Recently the call to challenge oil and associated industries’ sponsorship of the arts has been made by high profile musicians from around the world.
On 8th September Boff Whalley, Chumbawumba front-man, described how he left Tate Britain part way through his special visit to the Lowry exhibition out of disgust at the number of BP logos in the gallery:
“BP, BP, BP. All very subtle and low-key, but…it becomes downright infuriating. The naïve and simple beauty of Lowry’s paintings, the wearied crowds on their way to work or to the football match, the landscapes teeming with chimneys, the big pale northern skies greyed by factory smoke, none of it needs or demands the attachment of that little green and yellow flower that yells ‘Oil’.”
Having been awarded the prestigious Canadian Polaris music prize on 24th September, God Speed You! Black Emperor made this statement in reaction to the presence of sponsor Toyota at the event:
“asking the toyota motor company to help cover the tab for that gala, during a summer where the melting northern ice caps are live-streaming on the internet, IS FUCKING INSANE, and comes across as tone-deaf to the current horrifying malaise.

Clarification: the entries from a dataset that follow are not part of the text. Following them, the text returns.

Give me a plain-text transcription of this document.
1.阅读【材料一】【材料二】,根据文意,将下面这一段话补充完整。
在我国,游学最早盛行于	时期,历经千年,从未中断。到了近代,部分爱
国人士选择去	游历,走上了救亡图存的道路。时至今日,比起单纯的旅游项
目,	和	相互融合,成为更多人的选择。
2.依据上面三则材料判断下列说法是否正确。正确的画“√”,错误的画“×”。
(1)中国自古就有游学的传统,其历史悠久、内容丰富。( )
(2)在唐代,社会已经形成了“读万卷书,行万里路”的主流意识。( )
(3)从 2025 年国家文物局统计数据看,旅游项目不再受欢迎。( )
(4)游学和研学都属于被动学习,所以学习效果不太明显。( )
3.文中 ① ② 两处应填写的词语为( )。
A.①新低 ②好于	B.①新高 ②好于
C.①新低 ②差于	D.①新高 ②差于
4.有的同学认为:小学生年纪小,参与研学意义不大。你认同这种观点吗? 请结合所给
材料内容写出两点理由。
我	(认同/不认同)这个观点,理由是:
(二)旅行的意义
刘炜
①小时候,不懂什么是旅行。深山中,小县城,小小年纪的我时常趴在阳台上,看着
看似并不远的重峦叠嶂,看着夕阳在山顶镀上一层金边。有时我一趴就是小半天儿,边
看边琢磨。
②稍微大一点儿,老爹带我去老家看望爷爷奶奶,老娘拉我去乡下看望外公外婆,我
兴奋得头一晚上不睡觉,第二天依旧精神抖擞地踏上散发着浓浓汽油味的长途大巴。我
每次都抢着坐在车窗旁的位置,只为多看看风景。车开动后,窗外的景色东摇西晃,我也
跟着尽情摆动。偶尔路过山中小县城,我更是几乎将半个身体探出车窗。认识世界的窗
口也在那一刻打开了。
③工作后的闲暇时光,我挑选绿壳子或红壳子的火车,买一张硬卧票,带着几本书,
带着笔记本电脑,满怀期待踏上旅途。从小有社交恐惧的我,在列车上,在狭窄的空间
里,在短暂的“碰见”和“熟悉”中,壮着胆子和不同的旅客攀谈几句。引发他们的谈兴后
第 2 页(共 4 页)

these are hard times for everybody. and musicians’ blues are pretty low on the list of things in need of urgent correction BUT AND BUT if the point of this prize and party is acknowledging music-labor performed in the name of something other than quick money, well then maybe the next celebration should happen in a cruddier hall, without the corporate banners and culture overlords.”

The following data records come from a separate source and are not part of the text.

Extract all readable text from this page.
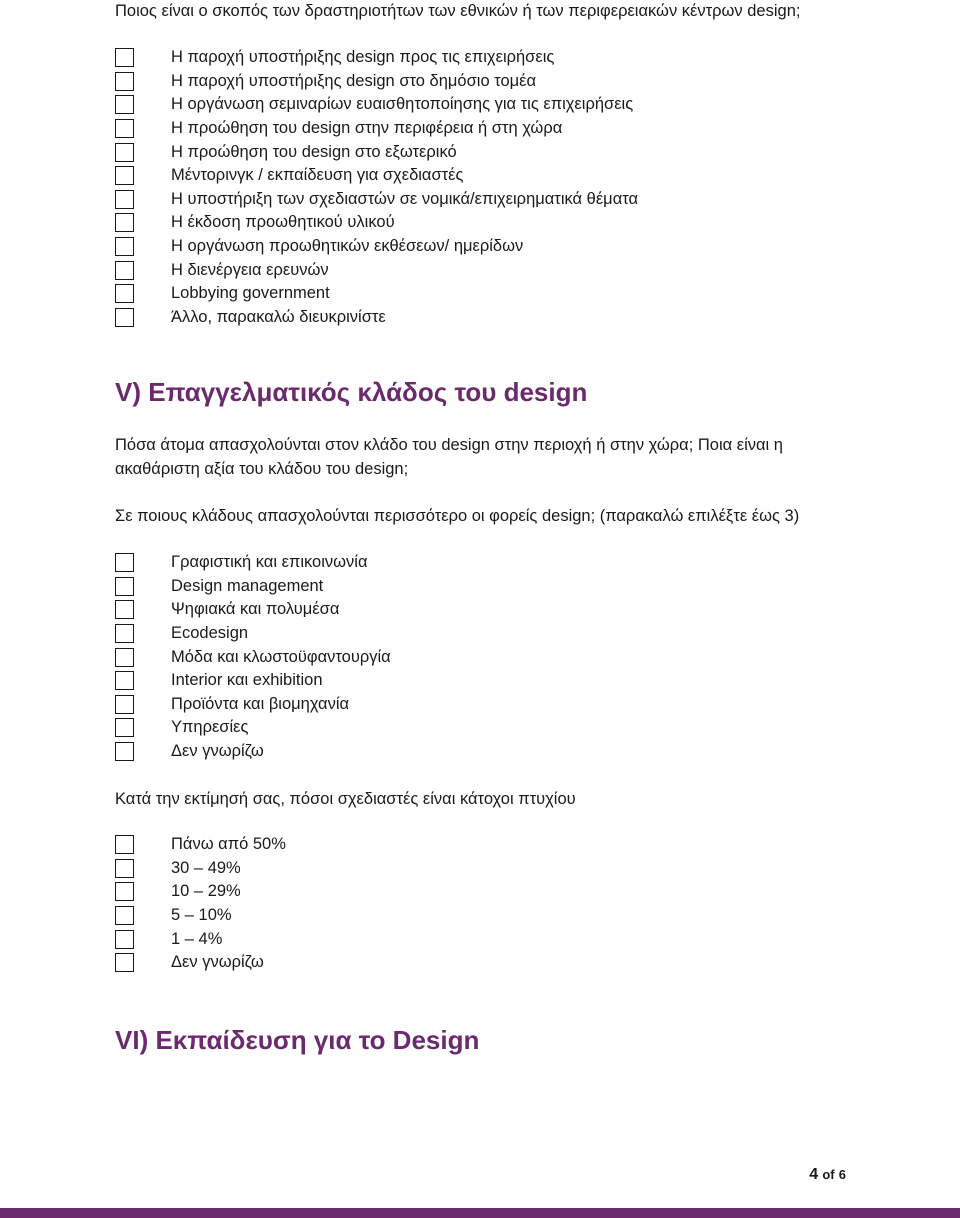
Ποιος είναι ο σκοπός των δραστηριοτήτων των εθνικών ή των περιφερειακών κέντρων design;

Η παροχή υποστήριξης design προς τις επιχειρήσεις
Η παροχή υποστήριξης design στο δημόσιο τομέα
Η οργάνωση σεμιναρίων ευαισθητοποίησης για τις επιχειρήσεις
Η προώθηση του design στην περιφέρεια ή στη χώρα
Η προώθηση του design στο εξωτερικό
Μέντορινγκ / εκπαίδευση για σχεδιαστές
Η υποστήριξη των σχεδιαστών σε νομικά/επιχειρηματικά θέματα
Η έκδοση προωθητικού υλικού
Η οργάνωση προωθητικών εκθέσεων/ ημερίδων
Η διενέργεια ερευνών
Lobbying government
Άλλο, παρακαλώ διευκρινίστε
V) Επαγγελματικός κλάδος του design

Πόσα άτομα απασχολούνται στον κλάδο του design στην περιοχή ή στην χώρα; Ποια είναι η ακαθάριστη αξία του κλάδου του design;

Σε ποιους κλάδους απασχολούνται περισσότερο οι φορείς design; (παρακαλώ επιλέξτε έως 3)

Γραφιστική και επικοινωνία
Design management
Ψηφιακά και πολυμέσα
Ecodesign
Μόδα και κλωστοϋφαντουργία
Interior και exhibition
Προϊόντα και βιομηχανία
Υπηρεσίες
Δεν γνωρίζω

Κατά την εκτίμησή σας, πόσοι σχεδιαστές είναι κάτοχοι πτυχίου

Πάνω από 50%
30 – 49%
10 – 29%
5 – 10%
1 – 4%
Δεν γνωρίζω
VI) Εκπαίδευση για το Design
4 of 6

These recent critiques followed concerns raised by academic staff at the Dublin Institute of Technology in June after money from the Shell Corrib Community Gain Investment Fund, the payout made by Shell in sly an attempt to counter the decade long campaign against Shell’s gas pipeline in County Mayo. A source said that:
“The issue of the funding of the programme has been discussed internally in the DIT at a meeting two weeks ago and concern was raised about the gas fund and Shell’s involvement by the very staff timetabled to deliver the course.”